Kemudian pada Minggu (10/1/2021), KKB kontak senjata dengan Batalyon Infanteri 400/Banteng Raider TNI ADdi Titigi, Intan Jaya. Prajurit Dua Agus Kurniawan gugur dalam peristiwa tersebut.
Pendekatan pemerintah
Penggiat hak asasi manusia (HAM) di Papua, John Jonga, berpendapat, Organisasi Papua Merdeka atau diklaim pihak keamanan sebagai KKB kian intens melancarkan aksinya sebagai upaya menarik perhatian publik internasional.
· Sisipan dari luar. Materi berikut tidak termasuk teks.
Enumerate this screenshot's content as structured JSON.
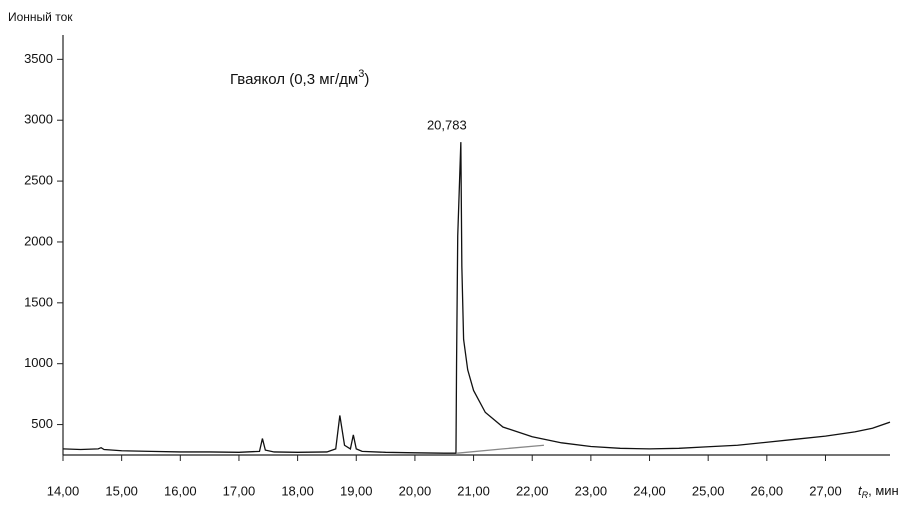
{
  "chart_data": {
    "type": "line",
    "y_label": "Ионный ток",
    "x_label_symbol": "t",
    "x_label_subscript": "R",
    "x_label_unit": ", мин",
    "annotation": {
      "prefix": "Гваякол (0,3 мг/дм",
      "superscript": "3",
      "suffix": ")"
    },
    "peak_label": {
      "x": 20.783,
      "label": "20,783"
    },
    "xlim": [
      14,
      28.1
    ],
    "ylim": [
      250,
      3700
    ],
    "xticks": [
      {
        "value": 14,
        "label": "14,00"
      },
      {
        "value": 15,
        "label": "15,00"
      },
      {
        "value": 16,
        "label": "16,00"
      },
      {
        "value": 17,
        "label": "17,00"
      },
      {
        "value": 18,
        "label": "18,00"
      },
      {
        "value": 19,
        "label": "19,00"
      },
      {
        "value": 20,
        "label": "20,00"
      },
      {
        "value": 21,
        "label": "21,00"
      },
      {
        "value": 22,
        "label": "22,00"
      },
      {
        "value": 23,
        "label": "23,00"
      },
      {
        "value": 24,
        "label": "24,00"
      },
      {
        "value": 25,
        "label": "25,00"
      },
      {
        "value": 26,
        "label": "26,00"
      },
      {
        "value": 27,
        "label": "27,00"
      }
    ],
    "yticks": [
      500,
      1000,
      1500,
      2000,
      2500,
      3000,
      3500
    ],
    "series": [
      {
        "color": "#111111",
        "x": [
          14,
          14.3,
          14.6,
          14.65,
          14.7,
          15,
          15.5,
          16,
          16.5,
          17,
          17.35,
          17.4,
          17.45,
          17.6,
          18,
          18.5,
          18.65,
          18.72,
          18.8,
          18.9,
          18.95,
          19.0,
          19.1,
          19.5,
          20,
          20.5,
          20.7,
          20.71,
          20.73,
          20.783,
          20.8,
          20.83,
          20.9,
          21.0,
          21.2,
          21.5,
          22,
          22.5,
          23,
          23.5,
          24,
          24.5,
          25,
          25.5,
          26,
          26.5,
          27,
          27.5,
          27.8,
          28.1
        ],
        "values": [
          300,
          295,
          300,
          310,
          295,
          285,
          280,
          275,
          275,
          272,
          280,
          385,
          290,
          275,
          272,
          275,
          300,
          575,
          330,
          300,
          415,
          300,
          280,
          272,
          268,
          265,
          265,
          1000,
          2050,
          2820,
          1800,
          1200,
          950,
          780,
          600,
          480,
          400,
          350,
          320,
          305,
          300,
          305,
          318,
          330,
          355,
          380,
          405,
          440,
          470,
          520
        ]
      },
      {
        "color": "#888888",
        "x": [
          20.72,
          21.5,
          22.2
        ],
        "values": [
          265,
          300,
          330
        ]
      }
    ]
  }
}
Selain itu, dipicu pula oleh tidak kunjung tuntasnya penegakan hukum terhadap kasus-kasus pelanggaran HAM di Papua.
Di sisi lain, ia melihat, tidak tepatnya pendekatan yang dilakukan oleh pemerintah dan aparat keamanan. Untuk mencegah kekerasan terus berulang, tak bisa melulu dengan pendekatan keamanan. Pemerintah perlu membuka ruang dialog. Namun, menurut dia, ruang dialog itu tak pernah ada.
”Aksi kekerasan yang terus terjadi menunjukkan negara terkesan menganggap masalah tersebut biasa saja. Tidak ada solusi yang serius untuk mengakhiri konflik di Papua,” tutur peraih penghargaan Yap Thiam Hien Award Tahun 2009 ini.
Kepala Perwakilan Komisi Nasional (Komnas) HAM Wilayah Papua Frits Ramandey menyatakan, aksi KKB yang menyerang fasilitas publik tidak bisa dikatakan sebagai perjuangan politik, tetapi tindakan kriminal murni serta melanggar pemenuhan hak warga.
”Dengan aksi ini semakin menyudutkan KKB di mata internasional. Solusinya untuk menghadapi kelompok ini dengan cara persuasif oleh pemda (pemerintah daerah) setempat dan penegakan hukum. Negara harus hadir untuk melindungi masyarakat dari ancaman kelompok ini,” ujarnya.